FAIRBANKS -- A proposal to connect Alaska's railroad system to Canada and the Lower 48 could be getting more scrutiny.
The Senate version of the annual federal transportation bill provides $2 million to study the railroad connection. The money was added by Sen. Frank Murkowski, R-Alaska. The Senate passed the bill a week ago. The House passed its version, without the railroad study money, on May 19. A conference committee will decide later this summer whether the money stays in the budget.
The money would pay for a joint U.S.-Canada study of the 1,150-mile rail connection's feasibility. Promoters hope a railroad would spur mining and other resource development.
Murkowski already has filed a separate bill asking the administration to form a commission with Canada to conduct the study.
''While we still have a long way to go, the feasibility study is moving forward and has enough steam to command attention by those who hold the government's purse strings,'' Murkowski said in a statement released after the Senate approved the money.
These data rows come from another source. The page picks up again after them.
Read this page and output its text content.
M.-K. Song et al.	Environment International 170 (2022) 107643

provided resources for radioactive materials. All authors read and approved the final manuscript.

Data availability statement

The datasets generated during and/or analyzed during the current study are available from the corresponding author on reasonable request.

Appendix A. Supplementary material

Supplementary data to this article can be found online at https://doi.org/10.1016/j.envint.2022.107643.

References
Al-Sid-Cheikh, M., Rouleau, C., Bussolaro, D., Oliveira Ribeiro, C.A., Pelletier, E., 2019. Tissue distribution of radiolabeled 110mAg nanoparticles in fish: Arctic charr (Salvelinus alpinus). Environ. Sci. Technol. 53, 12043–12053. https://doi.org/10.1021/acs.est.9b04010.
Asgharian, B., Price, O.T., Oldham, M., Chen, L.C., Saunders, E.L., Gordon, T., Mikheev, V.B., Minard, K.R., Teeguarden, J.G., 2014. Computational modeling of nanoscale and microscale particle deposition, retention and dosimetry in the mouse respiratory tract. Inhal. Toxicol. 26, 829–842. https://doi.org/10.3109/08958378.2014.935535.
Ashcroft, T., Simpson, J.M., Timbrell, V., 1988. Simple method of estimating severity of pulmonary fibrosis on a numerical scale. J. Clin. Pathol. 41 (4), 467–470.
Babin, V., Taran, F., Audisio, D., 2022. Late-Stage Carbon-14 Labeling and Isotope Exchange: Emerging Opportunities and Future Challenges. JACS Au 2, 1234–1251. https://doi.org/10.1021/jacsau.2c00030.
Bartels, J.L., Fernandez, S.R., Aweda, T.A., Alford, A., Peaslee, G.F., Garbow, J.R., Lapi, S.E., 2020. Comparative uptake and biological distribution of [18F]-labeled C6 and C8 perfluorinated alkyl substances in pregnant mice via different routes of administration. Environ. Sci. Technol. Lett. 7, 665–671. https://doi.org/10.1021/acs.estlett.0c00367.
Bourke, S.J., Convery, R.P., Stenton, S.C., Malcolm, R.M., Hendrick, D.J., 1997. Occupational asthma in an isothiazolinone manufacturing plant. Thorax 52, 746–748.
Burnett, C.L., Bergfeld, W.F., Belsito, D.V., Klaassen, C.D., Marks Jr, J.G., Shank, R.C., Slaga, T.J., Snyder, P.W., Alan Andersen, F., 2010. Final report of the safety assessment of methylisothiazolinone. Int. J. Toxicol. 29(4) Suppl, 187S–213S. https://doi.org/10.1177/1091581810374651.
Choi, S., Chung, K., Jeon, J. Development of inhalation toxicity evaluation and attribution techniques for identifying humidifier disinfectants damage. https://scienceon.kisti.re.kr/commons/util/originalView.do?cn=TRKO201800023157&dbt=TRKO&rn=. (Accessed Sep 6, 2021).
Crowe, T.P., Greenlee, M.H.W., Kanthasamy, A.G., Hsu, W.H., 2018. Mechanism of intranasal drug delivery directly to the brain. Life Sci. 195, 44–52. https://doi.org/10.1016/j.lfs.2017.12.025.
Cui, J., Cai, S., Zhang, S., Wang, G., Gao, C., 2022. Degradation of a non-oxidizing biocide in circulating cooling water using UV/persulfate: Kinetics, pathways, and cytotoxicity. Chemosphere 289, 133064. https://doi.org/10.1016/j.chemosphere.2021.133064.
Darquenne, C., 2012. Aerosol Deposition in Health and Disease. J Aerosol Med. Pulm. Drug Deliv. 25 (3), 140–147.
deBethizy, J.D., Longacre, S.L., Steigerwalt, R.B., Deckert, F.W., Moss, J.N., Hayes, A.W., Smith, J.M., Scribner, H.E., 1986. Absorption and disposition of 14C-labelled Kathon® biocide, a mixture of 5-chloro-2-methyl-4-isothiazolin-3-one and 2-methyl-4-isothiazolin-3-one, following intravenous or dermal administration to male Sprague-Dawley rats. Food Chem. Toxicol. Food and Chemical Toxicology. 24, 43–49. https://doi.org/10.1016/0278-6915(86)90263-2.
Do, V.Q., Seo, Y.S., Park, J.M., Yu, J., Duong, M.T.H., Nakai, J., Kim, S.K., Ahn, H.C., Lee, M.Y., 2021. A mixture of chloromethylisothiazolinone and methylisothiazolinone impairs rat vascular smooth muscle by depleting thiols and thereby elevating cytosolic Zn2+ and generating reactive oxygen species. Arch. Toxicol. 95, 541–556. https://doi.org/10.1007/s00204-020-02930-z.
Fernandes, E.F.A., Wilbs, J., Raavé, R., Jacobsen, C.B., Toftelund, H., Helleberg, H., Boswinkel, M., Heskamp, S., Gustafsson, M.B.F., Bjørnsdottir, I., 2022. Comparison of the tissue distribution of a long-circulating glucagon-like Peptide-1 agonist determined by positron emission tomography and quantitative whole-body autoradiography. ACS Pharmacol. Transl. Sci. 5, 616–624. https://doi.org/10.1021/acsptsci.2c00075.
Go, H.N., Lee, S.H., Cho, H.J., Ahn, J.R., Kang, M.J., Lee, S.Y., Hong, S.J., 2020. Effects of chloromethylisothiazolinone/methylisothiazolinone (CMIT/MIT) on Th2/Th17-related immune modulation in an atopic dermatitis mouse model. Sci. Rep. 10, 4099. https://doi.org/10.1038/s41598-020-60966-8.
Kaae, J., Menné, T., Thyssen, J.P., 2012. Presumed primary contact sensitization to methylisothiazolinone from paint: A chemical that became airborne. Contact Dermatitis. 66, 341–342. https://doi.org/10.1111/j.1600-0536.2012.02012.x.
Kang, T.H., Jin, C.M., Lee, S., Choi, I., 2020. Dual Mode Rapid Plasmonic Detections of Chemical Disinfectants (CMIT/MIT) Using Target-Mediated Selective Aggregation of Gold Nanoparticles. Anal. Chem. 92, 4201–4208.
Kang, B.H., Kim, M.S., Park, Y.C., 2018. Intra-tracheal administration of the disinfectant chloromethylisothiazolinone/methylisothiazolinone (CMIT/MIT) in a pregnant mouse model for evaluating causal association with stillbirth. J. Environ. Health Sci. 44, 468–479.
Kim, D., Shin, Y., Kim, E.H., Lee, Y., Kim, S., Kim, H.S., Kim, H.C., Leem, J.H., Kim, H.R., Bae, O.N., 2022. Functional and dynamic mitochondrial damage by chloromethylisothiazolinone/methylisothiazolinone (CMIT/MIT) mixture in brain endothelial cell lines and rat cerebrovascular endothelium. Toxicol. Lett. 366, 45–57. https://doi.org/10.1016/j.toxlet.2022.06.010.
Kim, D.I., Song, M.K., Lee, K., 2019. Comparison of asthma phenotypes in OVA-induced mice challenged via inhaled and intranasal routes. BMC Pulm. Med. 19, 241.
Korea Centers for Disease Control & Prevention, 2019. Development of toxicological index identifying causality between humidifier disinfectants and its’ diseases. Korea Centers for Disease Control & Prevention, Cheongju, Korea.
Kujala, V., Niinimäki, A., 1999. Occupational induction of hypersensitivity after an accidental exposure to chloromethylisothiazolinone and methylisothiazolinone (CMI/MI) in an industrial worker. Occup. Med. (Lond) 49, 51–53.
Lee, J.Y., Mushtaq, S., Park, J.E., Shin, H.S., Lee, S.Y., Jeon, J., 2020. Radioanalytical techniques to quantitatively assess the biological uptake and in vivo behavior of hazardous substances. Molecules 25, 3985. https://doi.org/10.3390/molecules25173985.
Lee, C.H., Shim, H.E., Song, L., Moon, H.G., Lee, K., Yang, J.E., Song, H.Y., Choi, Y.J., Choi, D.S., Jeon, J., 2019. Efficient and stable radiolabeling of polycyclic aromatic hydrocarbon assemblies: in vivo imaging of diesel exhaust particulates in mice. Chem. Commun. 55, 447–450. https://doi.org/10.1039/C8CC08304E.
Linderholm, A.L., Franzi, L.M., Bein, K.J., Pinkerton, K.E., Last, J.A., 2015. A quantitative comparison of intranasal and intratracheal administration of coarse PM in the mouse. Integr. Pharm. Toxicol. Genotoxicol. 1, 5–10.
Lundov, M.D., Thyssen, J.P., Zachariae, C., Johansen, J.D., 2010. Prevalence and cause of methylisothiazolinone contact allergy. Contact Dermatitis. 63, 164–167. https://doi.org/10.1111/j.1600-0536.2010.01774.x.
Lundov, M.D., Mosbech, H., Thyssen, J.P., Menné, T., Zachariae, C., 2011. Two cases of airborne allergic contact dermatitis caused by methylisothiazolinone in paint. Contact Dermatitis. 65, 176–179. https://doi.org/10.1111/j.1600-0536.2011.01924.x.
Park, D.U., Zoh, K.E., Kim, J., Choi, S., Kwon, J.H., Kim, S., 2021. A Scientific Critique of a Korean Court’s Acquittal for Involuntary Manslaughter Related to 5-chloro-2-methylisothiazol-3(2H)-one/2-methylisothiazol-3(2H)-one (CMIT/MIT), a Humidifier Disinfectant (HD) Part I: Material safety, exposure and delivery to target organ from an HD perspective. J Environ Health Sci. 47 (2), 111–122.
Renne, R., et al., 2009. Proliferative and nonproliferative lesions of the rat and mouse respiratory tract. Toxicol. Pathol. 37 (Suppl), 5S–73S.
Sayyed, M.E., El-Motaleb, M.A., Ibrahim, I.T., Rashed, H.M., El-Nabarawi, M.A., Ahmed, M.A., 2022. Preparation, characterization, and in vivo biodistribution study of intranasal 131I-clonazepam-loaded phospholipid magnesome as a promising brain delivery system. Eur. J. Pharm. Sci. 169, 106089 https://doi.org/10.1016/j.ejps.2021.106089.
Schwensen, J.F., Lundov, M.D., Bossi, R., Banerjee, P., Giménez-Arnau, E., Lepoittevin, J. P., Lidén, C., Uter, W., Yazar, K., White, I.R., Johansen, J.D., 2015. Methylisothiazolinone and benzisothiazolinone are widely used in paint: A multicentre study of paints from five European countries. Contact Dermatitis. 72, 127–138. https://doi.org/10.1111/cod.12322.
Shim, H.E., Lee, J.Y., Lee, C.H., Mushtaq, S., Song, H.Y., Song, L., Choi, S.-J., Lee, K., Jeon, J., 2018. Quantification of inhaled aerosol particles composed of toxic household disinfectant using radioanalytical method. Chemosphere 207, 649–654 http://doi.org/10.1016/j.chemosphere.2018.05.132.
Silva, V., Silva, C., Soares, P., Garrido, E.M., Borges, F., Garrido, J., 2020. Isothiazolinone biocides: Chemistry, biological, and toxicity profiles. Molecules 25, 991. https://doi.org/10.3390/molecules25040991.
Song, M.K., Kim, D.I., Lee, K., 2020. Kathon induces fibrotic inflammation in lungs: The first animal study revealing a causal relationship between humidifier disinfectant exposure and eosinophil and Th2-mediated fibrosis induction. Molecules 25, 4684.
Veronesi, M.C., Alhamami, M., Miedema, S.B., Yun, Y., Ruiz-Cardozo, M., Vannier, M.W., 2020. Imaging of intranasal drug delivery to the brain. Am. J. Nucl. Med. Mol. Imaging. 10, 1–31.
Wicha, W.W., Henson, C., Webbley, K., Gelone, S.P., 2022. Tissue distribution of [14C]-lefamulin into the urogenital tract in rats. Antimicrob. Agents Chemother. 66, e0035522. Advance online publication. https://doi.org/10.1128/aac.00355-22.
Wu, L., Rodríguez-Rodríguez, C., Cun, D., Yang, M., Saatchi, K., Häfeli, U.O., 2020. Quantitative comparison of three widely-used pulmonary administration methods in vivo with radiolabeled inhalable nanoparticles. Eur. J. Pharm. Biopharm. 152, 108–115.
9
The Alaska Railroad's most easterly track ends at Eielson Air Force Base. Canada's system comes closest in two equally distant points -- Fort Nelson and Fort St. James, both in British Columbia.
Scott Banks, Alaska Railroad spokesman in Anchorage, said the state-owned company appreciates the interest. ''If someone doesn't look out far ahead it'll never get done,'' he said.
Building rail in Alaska costs between $1 million and $2 million a mile, Banks said, which would put the total project cost at between $1.15 billion and $2.3 billion.
''It sounds like a lot of money, but you've got to think about the efficiencies you get with rail,'' Banks said. The rail not only could carry raw resources such as gravel, coal and petroleum but also could compete with ships and trucks, he said.